第34話

「え、いつ……いつ内々定が出たんですか?」

 少し落ち着きを取り戻して、咲来がそう尋ねると、

「十月の初めです」

と、後藤は軽い調子で答えた。

「なっ。そんな前に?いくら内密にって言われたからって、彼女にまで隠します?」

 すみません、と後藤は再び謝った。

「リスクを全て排除しておきたかったんです。せっかくササラちゃんと同じ会社から内々定をもらえたのに、取り消しなんてことになったら、後悔してもしきれないから」

「だからって。え、研究職ですか?」

 咲来は開発職だ。同じ会社でも、職種が違えば配属先も異なる。開発職は本社なのに対して、研究職は研究所に配属される。東西ファーマの研究所は、全国に散らばっている。

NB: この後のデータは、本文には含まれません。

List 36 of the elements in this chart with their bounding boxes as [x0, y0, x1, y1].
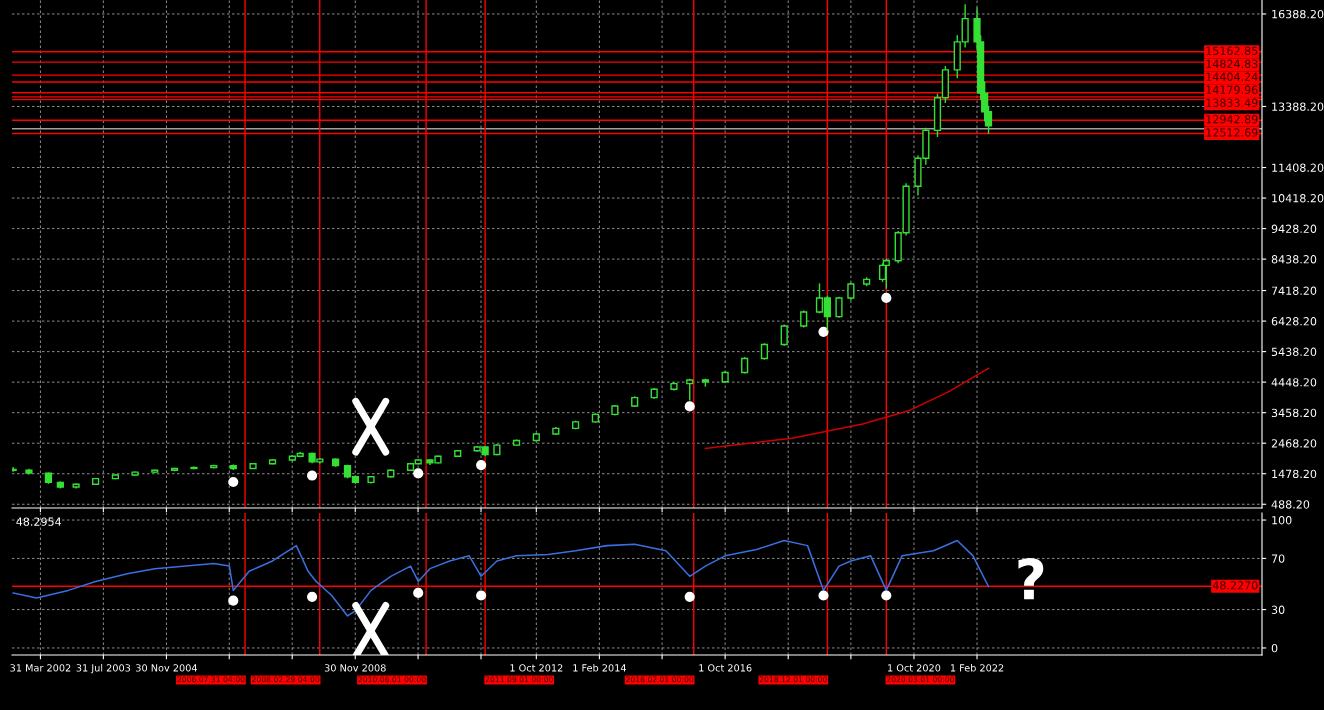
y-tick-label: 7418.20	[1271, 286, 1317, 295]
x-tick-label: 1 Oct 2016	[699, 664, 752, 672]
y-tick-label: 5438.20	[1271, 347, 1317, 356]
ref-line-label: 15162.85	[1206, 46, 1258, 55]
y-tick-label: 9428.20	[1271, 224, 1317, 233]
x-tick-label: 1 Oct 2020	[888, 664, 941, 672]
y-tick-label: 6428.20	[1271, 317, 1317, 326]
y-tick-label: 0	[1271, 643, 1278, 653]
chart-title: 48.2954	[16, 517, 62, 526]
legend-label: 13833.49	[1206, 98, 1258, 107]
y-tick-label: 30	[1271, 605, 1285, 614]
ref-line-label: 48.2270	[1212, 581, 1258, 590]
y-tick-label: 100	[1272, 516, 1292, 525]
x-tick-label: 31 Jul 2003	[76, 664, 131, 674]
ref-line-label: 12512.69	[1206, 128, 1258, 137]
y-tick-label: 3458.20	[1271, 408, 1317, 418]
y-tick-label: 8438.20	[1271, 255, 1317, 264]
y-tick-label: 2468.20	[1271, 439, 1317, 448]
x-tick-label: 1 Feb 2014	[573, 664, 627, 672]
y-tick-label: 1478.20	[1272, 469, 1317, 479]
ref-line-label: 14404.24	[1206, 72, 1258, 81]
y-tick-label: 11408.20	[1272, 163, 1324, 172]
y-tick-label: 4448.20	[1271, 378, 1317, 387]
x-tick-label: 31 Mar 2002	[10, 664, 71, 672]
y-tick-label: 13388.20	[1272, 102, 1324, 111]
ref-line-label: 14824.83	[1206, 59, 1258, 68]
ref-line-label: 14179.96	[1206, 85, 1258, 94]
y-tick-label: 10418.20	[1272, 194, 1324, 203]
y-tick-label: 16388.20	[1272, 9, 1324, 19]
y-tick-label: 488.20	[1271, 500, 1310, 509]
y-tick-label: 70	[1271, 554, 1285, 563]
x-tick-label: 1 Feb 2022	[950, 664, 1004, 672]
x-tick-label: 30 Nov 2004	[136, 664, 198, 672]
x-tick-label: 1 Oct 2012	[510, 664, 563, 672]
x-tick-label: 30 Nov 2008	[324, 664, 386, 672]
ref-line-label: 12942.89	[1206, 115, 1258, 124]
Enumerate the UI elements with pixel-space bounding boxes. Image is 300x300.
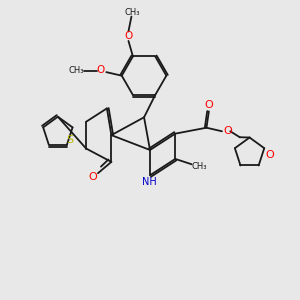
Text: CH₃: CH₃ — [192, 162, 207, 171]
Text: O: O — [124, 31, 133, 40]
Text: O: O — [88, 172, 97, 182]
Text: CH₃: CH₃ — [69, 66, 84, 75]
Text: CH₃: CH₃ — [124, 8, 140, 16]
Text: O: O — [97, 65, 105, 75]
Text: O: O — [205, 100, 213, 110]
Text: S: S — [66, 136, 73, 146]
Text: O: O — [223, 126, 232, 136]
Text: NH: NH — [142, 177, 157, 187]
Text: O: O — [266, 150, 274, 161]
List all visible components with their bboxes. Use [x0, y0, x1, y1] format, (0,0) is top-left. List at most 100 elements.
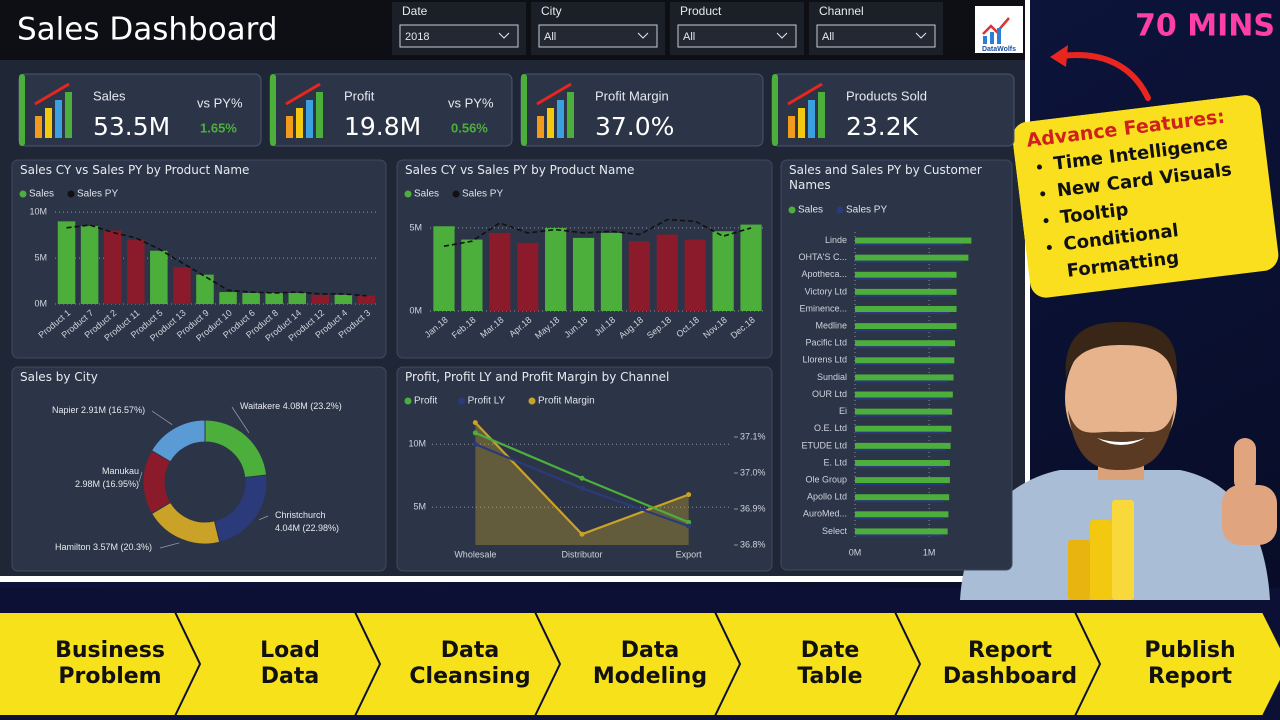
y-tick-label: Sundial [817, 372, 847, 382]
logo-text: DataWolfs [982, 46, 1016, 53]
filter-label: Date [402, 4, 428, 18]
step-line: Report [1148, 664, 1233, 689]
bar [740, 224, 762, 311]
step-label: Data Cleansing [409, 638, 530, 689]
line-point [472, 430, 478, 436]
bar [855, 431, 947, 434]
chart-title-box: Sales by City [20, 370, 98, 384]
chart-title-box: Profit, Profit LY and Profit Margin by C… [405, 370, 669, 384]
slice-label: Hamilton 3.57M (20.3%) [55, 542, 152, 552]
bar [656, 234, 678, 311]
y-tick-label: Apollo Ltd [807, 492, 847, 502]
powerbi-logo [1068, 540, 1090, 600]
y-tick-label: Ole Group [805, 474, 847, 484]
y-tick-label: Select [822, 526, 848, 536]
kpi-icon [65, 92, 72, 138]
bar [103, 230, 122, 304]
dropdown-chevron [498, 32, 510, 39]
kpi-vs-label: vs PY% [197, 95, 243, 110]
right-thumb [1234, 438, 1256, 492]
legend-swatch [528, 397, 536, 405]
kpi-icon [557, 100, 564, 138]
bar [242, 292, 260, 304]
bar [855, 425, 952, 432]
kpi-accent [772, 74, 778, 146]
line-series [66, 224, 367, 297]
line-point [686, 519, 692, 525]
bar [150, 250, 168, 304]
filter-dropdown[interactable] [399, 24, 519, 48]
y2-tick-label: 36.8% [740, 539, 766, 549]
slice-value: 2.98M (16.95%) [75, 479, 139, 489]
filter-dropdown[interactable] [677, 24, 797, 48]
bar [196, 274, 214, 304]
leader-line [231, 406, 250, 433]
bar [855, 528, 948, 535]
legend-label: Sales [798, 205, 823, 216]
slice-label: Napier 2.91M (16.57%) [52, 405, 145, 415]
bar [855, 460, 950, 466]
step-label: Business Problem [55, 638, 165, 689]
bar [684, 239, 706, 311]
bar [334, 294, 353, 304]
line-point [472, 420, 478, 426]
bar [855, 442, 951, 449]
step-label: Date Table [797, 638, 862, 689]
line-point [686, 492, 692, 498]
step-line: Problem [58, 664, 161, 689]
legend-swatch [788, 206, 796, 214]
bar [433, 226, 455, 311]
bar [855, 511, 949, 518]
dropdown-chevron [915, 32, 927, 39]
bar [545, 227, 567, 311]
line-point [686, 523, 692, 529]
bar [855, 477, 950, 484]
legend-label: Sales PY [77, 189, 118, 200]
kpi-icon [567, 92, 574, 138]
filter-dropdown[interactable] [538, 24, 658, 48]
powerbi-logo [1090, 520, 1112, 600]
bar [600, 232, 623, 311]
bar [57, 221, 76, 304]
y-tick-label: 0M [409, 305, 422, 315]
kpi-accent [521, 74, 527, 146]
legend-swatch [19, 190, 27, 198]
dropdown-chevron [776, 32, 788, 39]
bar [855, 277, 952, 280]
bar [855, 329, 952, 332]
y-tick-label: 10M [408, 439, 426, 449]
step-label: Publish Report [1144, 638, 1235, 689]
kpi-icon [316, 92, 323, 138]
step-label: Report Dashboard [943, 638, 1077, 689]
y-tick-label: Ei [839, 406, 847, 416]
bar [855, 243, 963, 246]
y-tick-label: OHTA'S C... [798, 252, 847, 262]
step-label: Data Modeling [593, 638, 707, 689]
legend-swatch [452, 190, 460, 198]
kpi-icon [34, 82, 70, 106]
legend-label: Sales PY [462, 189, 503, 200]
filter-value: All [822, 31, 834, 43]
kpi-value: 53.5M [93, 112, 170, 141]
kpi-icon [45, 108, 52, 138]
filter-label: Channel [819, 4, 864, 18]
slice-name: Waitakere [240, 401, 280, 411]
smile [1097, 438, 1145, 445]
bar [855, 517, 944, 520]
kpi-icon [35, 116, 42, 138]
step-line: Table [797, 664, 862, 689]
kpi-value: 23.2K [846, 112, 919, 141]
leader-line [258, 515, 269, 521]
y-tick-label: AuroMed... [803, 509, 847, 519]
bar [855, 306, 957, 312]
y-tick-label: Victory Ltd [805, 286, 847, 296]
bar [80, 225, 99, 304]
y-tick-label: Linde [825, 235, 847, 245]
arrow [1059, 52, 1151, 101]
slice-label: Christchurch 4.04M (22.98%) [275, 510, 339, 533]
filter-dropdown[interactable] [816, 24, 936, 48]
chart-title: Sales and Sales PY by Customer Names [789, 163, 982, 192]
kpi-icon [818, 92, 825, 138]
kpi-vs-label: vs PY% [448, 95, 494, 110]
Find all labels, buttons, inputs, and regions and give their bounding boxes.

「いえ。お医者さんとやり取りする仕事なので、配属先はササラちゃんと同じ本社です」

 後藤は涼しい顔でそう答えた。

「えっと、私と同じ会社になったのって偶然なんですよね?」

 少し怖くなって、咲来は恐る恐るそう尋ねた。

 そんな咲来を見て、後藤は少し笑った。

「正直、ササラちゃんと同じ会社に入れたらいいなぁとは思いました。でも、それだけの理由で選んだわけじゃないですよ。東西ファーマだったら、大学で研究してきたことが活かせそうだと思ったので」

 その答えを聞いて、咲来はホッとした。

 東西ファーマの主要な研究領域は精神疾患だ。確かに後藤の博論テーマとも合致している。